Княгиня поняла, что всякие проволочки - суть византийской политики и дипломатии. Она с трудом смирилась с вынужденным ожиданием. Ольга подумала, что, если бы не крещение, которое она отважилась совершить в Царьграде, она дала бы себя знать не терпением, а по-иному, и царьградским послам не было бы места в Киеве, а только на судах в устье реки Почайны. К горечи, родившейся в день появления в бухте Золотой Рог, прибавилась новая, когда наконец на суда пожаловали императорские сановники во главе с логофетом дворца Ираклием. Он был предельно учтив, часто кланялся, но заявил при этом деловито и спокойно:
- Великая архонтиса[31], мы рады видеть тебя в нашей империи. Но будь милосердна к императору Константину Багрянородному. Он в плену чрезвычайно важных дел и пока не может принять тебя, государыня великого народа.

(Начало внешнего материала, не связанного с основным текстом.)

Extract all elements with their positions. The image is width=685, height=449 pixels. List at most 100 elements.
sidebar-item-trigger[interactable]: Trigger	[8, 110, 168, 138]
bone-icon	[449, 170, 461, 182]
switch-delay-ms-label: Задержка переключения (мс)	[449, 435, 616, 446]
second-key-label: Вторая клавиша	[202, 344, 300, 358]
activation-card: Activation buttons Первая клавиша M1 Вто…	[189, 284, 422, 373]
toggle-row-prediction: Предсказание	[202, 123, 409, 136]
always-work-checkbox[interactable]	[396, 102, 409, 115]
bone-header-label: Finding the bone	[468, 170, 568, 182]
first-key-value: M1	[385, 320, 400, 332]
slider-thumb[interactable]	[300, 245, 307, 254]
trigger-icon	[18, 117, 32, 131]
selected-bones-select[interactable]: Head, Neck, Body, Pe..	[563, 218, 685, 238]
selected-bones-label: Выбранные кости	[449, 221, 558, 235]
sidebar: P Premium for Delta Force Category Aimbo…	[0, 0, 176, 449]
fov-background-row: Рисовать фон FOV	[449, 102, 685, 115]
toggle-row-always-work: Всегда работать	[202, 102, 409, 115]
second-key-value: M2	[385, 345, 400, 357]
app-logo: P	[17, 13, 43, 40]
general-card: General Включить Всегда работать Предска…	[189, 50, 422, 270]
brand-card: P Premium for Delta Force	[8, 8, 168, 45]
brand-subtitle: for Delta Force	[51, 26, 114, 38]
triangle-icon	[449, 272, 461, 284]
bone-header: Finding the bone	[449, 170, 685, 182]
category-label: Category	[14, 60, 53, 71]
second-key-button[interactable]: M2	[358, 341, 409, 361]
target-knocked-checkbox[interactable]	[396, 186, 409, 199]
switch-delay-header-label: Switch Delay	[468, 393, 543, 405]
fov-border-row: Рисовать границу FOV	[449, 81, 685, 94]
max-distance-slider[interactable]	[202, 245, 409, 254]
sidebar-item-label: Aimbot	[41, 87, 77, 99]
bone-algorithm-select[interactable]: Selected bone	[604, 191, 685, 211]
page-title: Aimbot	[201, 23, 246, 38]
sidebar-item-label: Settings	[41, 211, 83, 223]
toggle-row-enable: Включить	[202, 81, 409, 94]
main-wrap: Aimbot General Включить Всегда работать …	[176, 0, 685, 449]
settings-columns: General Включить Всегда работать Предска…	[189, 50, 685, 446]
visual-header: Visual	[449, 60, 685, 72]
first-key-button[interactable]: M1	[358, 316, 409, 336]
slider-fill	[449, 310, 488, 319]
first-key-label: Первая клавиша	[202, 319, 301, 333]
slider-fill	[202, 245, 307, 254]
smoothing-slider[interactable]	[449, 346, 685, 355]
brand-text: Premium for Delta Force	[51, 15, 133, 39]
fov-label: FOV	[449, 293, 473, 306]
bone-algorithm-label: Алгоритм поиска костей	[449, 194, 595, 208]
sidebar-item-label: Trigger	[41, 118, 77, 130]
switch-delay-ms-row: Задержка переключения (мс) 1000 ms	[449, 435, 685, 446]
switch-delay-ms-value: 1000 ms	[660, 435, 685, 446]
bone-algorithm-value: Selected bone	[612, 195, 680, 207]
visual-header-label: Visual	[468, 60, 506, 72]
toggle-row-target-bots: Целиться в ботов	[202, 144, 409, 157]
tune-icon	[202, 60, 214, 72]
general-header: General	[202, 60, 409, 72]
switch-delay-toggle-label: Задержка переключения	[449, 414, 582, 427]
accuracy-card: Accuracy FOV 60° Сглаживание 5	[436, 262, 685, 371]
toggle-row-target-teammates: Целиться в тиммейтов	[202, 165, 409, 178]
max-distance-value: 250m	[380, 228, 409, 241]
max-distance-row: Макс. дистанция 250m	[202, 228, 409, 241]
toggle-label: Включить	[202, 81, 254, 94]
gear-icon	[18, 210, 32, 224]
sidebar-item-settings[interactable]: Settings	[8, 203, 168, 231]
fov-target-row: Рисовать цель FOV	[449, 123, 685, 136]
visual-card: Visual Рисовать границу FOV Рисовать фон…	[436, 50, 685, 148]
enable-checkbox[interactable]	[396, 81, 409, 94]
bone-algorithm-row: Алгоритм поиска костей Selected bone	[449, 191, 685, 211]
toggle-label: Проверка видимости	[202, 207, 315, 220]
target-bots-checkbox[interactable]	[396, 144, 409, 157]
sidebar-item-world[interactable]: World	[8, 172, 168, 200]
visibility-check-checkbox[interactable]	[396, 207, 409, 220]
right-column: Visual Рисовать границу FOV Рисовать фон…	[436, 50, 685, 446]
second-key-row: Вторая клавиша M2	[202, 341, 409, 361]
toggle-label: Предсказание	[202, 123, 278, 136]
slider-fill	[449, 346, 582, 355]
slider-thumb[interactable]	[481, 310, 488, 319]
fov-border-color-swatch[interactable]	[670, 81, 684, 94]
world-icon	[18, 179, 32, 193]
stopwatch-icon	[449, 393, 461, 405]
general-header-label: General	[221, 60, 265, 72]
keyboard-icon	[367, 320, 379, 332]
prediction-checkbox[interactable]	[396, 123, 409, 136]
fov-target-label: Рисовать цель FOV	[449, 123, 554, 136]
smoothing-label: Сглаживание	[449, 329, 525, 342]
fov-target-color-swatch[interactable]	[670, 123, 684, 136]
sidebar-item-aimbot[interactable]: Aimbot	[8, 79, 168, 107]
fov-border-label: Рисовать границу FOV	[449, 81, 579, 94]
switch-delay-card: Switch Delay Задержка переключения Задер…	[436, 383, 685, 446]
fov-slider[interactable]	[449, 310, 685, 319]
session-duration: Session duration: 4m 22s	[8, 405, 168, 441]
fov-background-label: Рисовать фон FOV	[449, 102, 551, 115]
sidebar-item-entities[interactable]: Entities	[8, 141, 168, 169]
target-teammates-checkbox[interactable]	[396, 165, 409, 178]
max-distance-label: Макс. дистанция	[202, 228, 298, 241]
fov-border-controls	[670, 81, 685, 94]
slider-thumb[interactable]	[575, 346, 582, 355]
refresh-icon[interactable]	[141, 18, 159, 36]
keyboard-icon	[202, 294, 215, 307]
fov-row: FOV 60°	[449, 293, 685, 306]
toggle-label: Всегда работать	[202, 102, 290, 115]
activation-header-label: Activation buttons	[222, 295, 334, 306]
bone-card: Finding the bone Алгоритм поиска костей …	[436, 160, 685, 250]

Ольга проявила твёрдость характера, спросила логофета Ираклия:
- Ты, близкий к императору вельможа, можешь сказать, сколько времени мне стоять у порога державы, как за милостыней?
- Я постараюсь, великая архонтиса, упросить Божественного сократить срок вашего пребывания в гавани. А чтобы дни ваши не протекали в маете и скуке, я оставлю вам моего служителя искусств Диодора и он каждый день будет показывать вам прелести нашей столицы, - сказал Ираклий и покинул ладью княгини Ольги.
В этот же день Диодор стал свидетелем беседы главного посла боярина Гудвина со своими подчинёнными:
- Завтра вы уйдёте в город с великой княгиней. Постарайтесь побывать в посаде близ монастыря Святого Мамы и добудьте все, что касается нарушений мирного договора от 944 года.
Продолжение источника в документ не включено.